Configure non-transparent proxies for Cloudera Data Warehouse on AWS environments

You can configure an AWS environment to use non-transparent proxy connections when activating environments for Cloudera Data Warehouse (CDW).

This task explains how to configure non-transparent proxies when you activate AWS environments for CDW.

Required role: DWAdmin

  • Before you can configure non-transparent proxies during environment activation for CDW, you must make sure that a proxy was configured for the environment when it was registered with Management Console. For details about configuring a proxy when registering an environment with Management Console, see Using a non-transparent proxy.

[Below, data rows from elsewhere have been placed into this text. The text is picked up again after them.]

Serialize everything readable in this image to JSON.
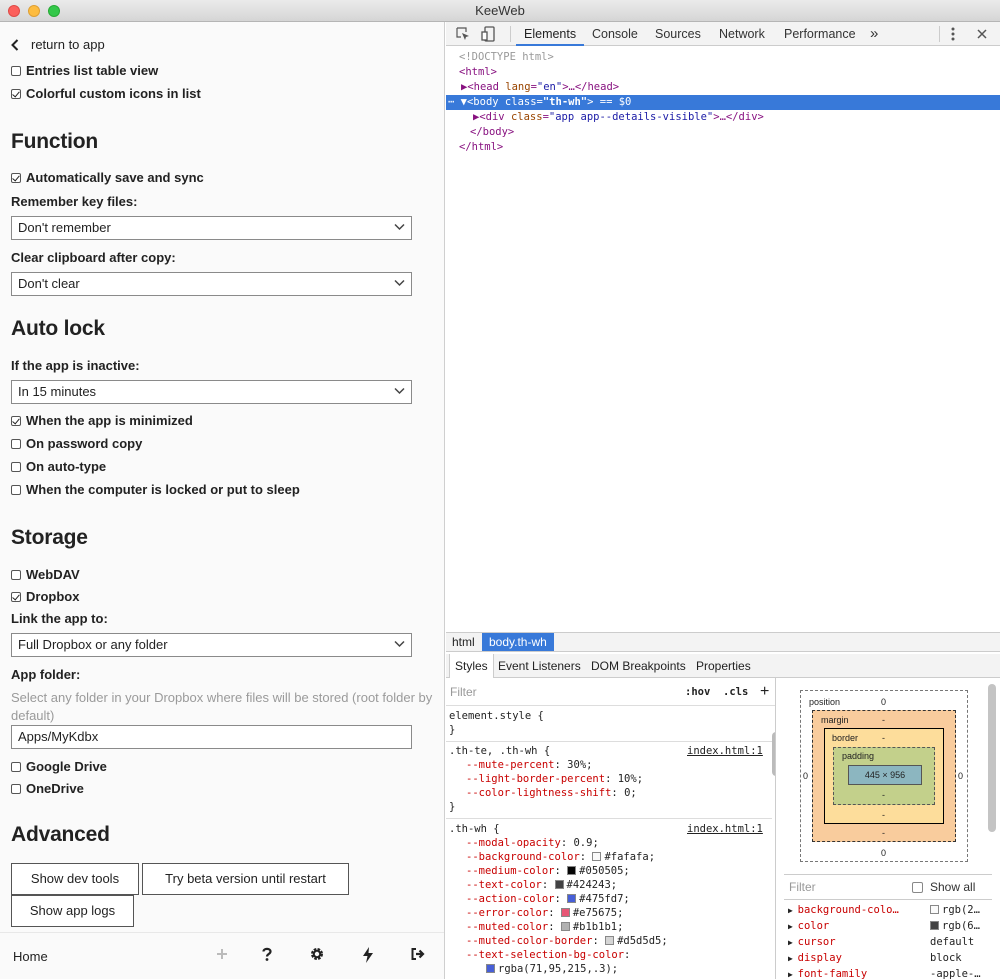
{
  "window": {
    "title": "KeeWeb"
  },
  "settings": {
    "back_label": "return to app",
    "partial_item": "Entries list table view",
    "colorful_icons": "Colorful custom icons in list",
    "function_heading": "Function",
    "auto_save": "Automatically save and sync",
    "remember_key_label": "Remember key files:",
    "remember_key_value": "Don't remember",
    "clipboard_label": "Clear clipboard after copy:",
    "clipboard_value": "Don't clear",
    "autolock_heading": "Auto lock",
    "inactive_label": "If the app is inactive:",
    "inactive_value": "In 15 minutes",
    "lock_minimized": "When the app is minimized",
    "lock_password_copy": "On password copy",
    "lock_autotype": "On auto-type",
    "lock_sleep": "When the computer is locked or put to sleep",
    "storage_heading": "Storage",
    "webdav": "WebDAV",
    "dropbox": "Dropbox",
    "link_label": "Link the app to:",
    "link_value": "Full Dropbox or any folder",
    "app_folder_label": "App folder:",
    "app_folder_desc": "Select any folder in your Dropbox where files will be stored (root folder by default)",
    "app_folder_value": "Apps/MyKdbx",
    "gdrive": "Google Drive",
    "onedrive": "OneDrive",
    "advanced_heading": "Advanced",
    "btn_devtools": "Show dev tools",
    "btn_beta": "Try beta version until restart",
    "btn_logs": "Show app logs"
  },
  "footer": {
    "home": "Home"
  },
  "devtools": {
    "tabs": [
      "Elements",
      "Console",
      "Sources",
      "Network",
      "Performance",
      "»"
    ],
    "dom": {
      "doctype": "<!DOCTYPE html>",
      "html_open": "<html>",
      "head_tag": "<head",
      "head_attr": "lang",
      "head_val": "\"en\"",
      "head_rest": ">…</head>",
      "body_tag": "<body",
      "body_attr": "class",
      "body_val": "\"th-wh\"",
      "body_rest": "> == $0",
      "div_tag": "<div",
      "div_attr": "class",
      "div_val": "\"app app--details-visible\"",
      "div_rest": ">…</div>",
      "body_close": "</body>",
      "html_close": "</html>"
    },
    "crumbs": [
      "html",
      "body.th-wh"
    ],
    "style_tabs": [
      "Styles",
      "Event Listeners",
      "DOM Breakpoints",
      "Properties"
    ],
    "filter": "Filter",
    "hov": ":hov",
    "cls": ".cls",
    "plus": "+",
    "element_style": "element.style {",
    "close_brace": "}",
    "rule1": {
      "selector": ".th-te, .th-wh {",
      "source": "index.html:1",
      "props": [
        [
          "--mute-percent",
          "30%;"
        ],
        [
          "--light-border-percent",
          "10%;"
        ],
        [
          "--color-lightness-shift",
          "0;"
        ]
      ]
    },
    "rule2": {
      "selector": ".th-wh {",
      "source": "index.html:1",
      "props": [
        [
          "--modal-opacity",
          "0.9;",
          "",
          ""
        ],
        [
          "--background-color",
          "#fafafa;",
          "#fafafa",
          "sw"
        ],
        [
          "--medium-color",
          "#050505;",
          "#050505",
          "sw"
        ],
        [
          "--text-color",
          "#424243;",
          "#424243",
          "sw"
        ],
        [
          "--action-color",
          "#475fd7;",
          "#475fd7",
          "sw"
        ],
        [
          "--error-color",
          "#e75675;",
          "#e75675",
          "sw"
        ],
        [
          "--muted-color",
          "#b1b1b1;",
          "#b1b1b1",
          "sw"
        ],
        [
          "--muted-color-border",
          "#d5d5d5;",
          "#d5d5d5",
          "sw"
        ],
        [
          "--text-selection-bg-color",
          "",
          "",
          ""
        ]
      ],
      "last_value": "rgba(71,95,215,.3);",
      "last_color": "#475fd7"
    },
    "boxmodel": {
      "position": "position",
      "margin": "margin",
      "border": "border",
      "padding": "padding",
      "content": "445 × 956",
      "zero": "0",
      "dash": "-"
    },
    "computed_filter": "Filter",
    "show_all": "Show all",
    "computed": [
      [
        "background-colo…",
        "rgb(2…",
        "#fafafa"
      ],
      [
        "color",
        "rgb(6…",
        "#424243"
      ],
      [
        "cursor",
        "default",
        ""
      ],
      [
        "display",
        "block",
        ""
      ],
      [
        "font-family",
        "-apple-…",
        ""
      ]
    ]
  }
}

  • Before activating the environment that uses a proxy for CDW, set up the following VPC endpoints for your AWS account in the AWS Console:

    • sts.amazonaws.com
    • sts.<region>.amazonaws.com
    • .s3.<region>.amazonaws.com
    • .s3.amazonaws.com
    • s3.amazonaws.com
    • dynamodb.<region>.amazonaws.com
    • api.ecr.<region>.amazonaws.com
    • dkr.ecr.<region>.amazonaws.com
    • ec2.<region>.amazonaws.com
    • cloudformation.<region>.amazonaws.com
    • autoscaling.<region>.amazonaws.com
    • elasticfilesystem.<region>.amazonaws.com
    • elasticloadbalancing.<region>.amazonaws.com

    For information about creating VPC endpoints, see the Amazon documentation. If you cannot create a VPC endpoint for one of the required outbound destinations that are listed here, you must delete it from the Bypass proxy settings for these domains text box in Step 5 below, and add it to the proxy whitelist.

  • Add other AWS specific outbound destinations to your proxy whitelist because creating VPC endpoints for them is not supported by AWS:

    • eks.<region>.amazonaws.com
    • rds.<region>.amazonaws.com
    • servicequotas.<region>.amazonaws.com
    • pricing.<region>.amazonaws.com

    For more information about the AWS specific outbound destinations used by CDP, see the section "AWS specific endpoints" in Outbound network access destinations in the Management Console documentation.

  1. In the CDW service, expand the Environments column by clicking the More… menu on the left side of the page.
  2. In the Environments column, click the search icon and locate the environment you configured a non-transparent proxy for when you registered it with Management Console.
  3. When you locate the environment, click the activation icon to launch the Activation Settings dialog box where you can configure non-transparent proxies for the environment.
  4. In the Activation Settings dialog box, click Advanced Settings to expand the dialog box options.
  5. In the expanded dialog box, select Use default environment Proxy. When you select this option, the Bypass proxy settings for these domains option appears, and a text box listing all destinations that by-pass this proxy also appears. These are the destinations that you created VPC endpoints for in the above Before you begin section.
  6. Click Activate to complete environment activation for CDW.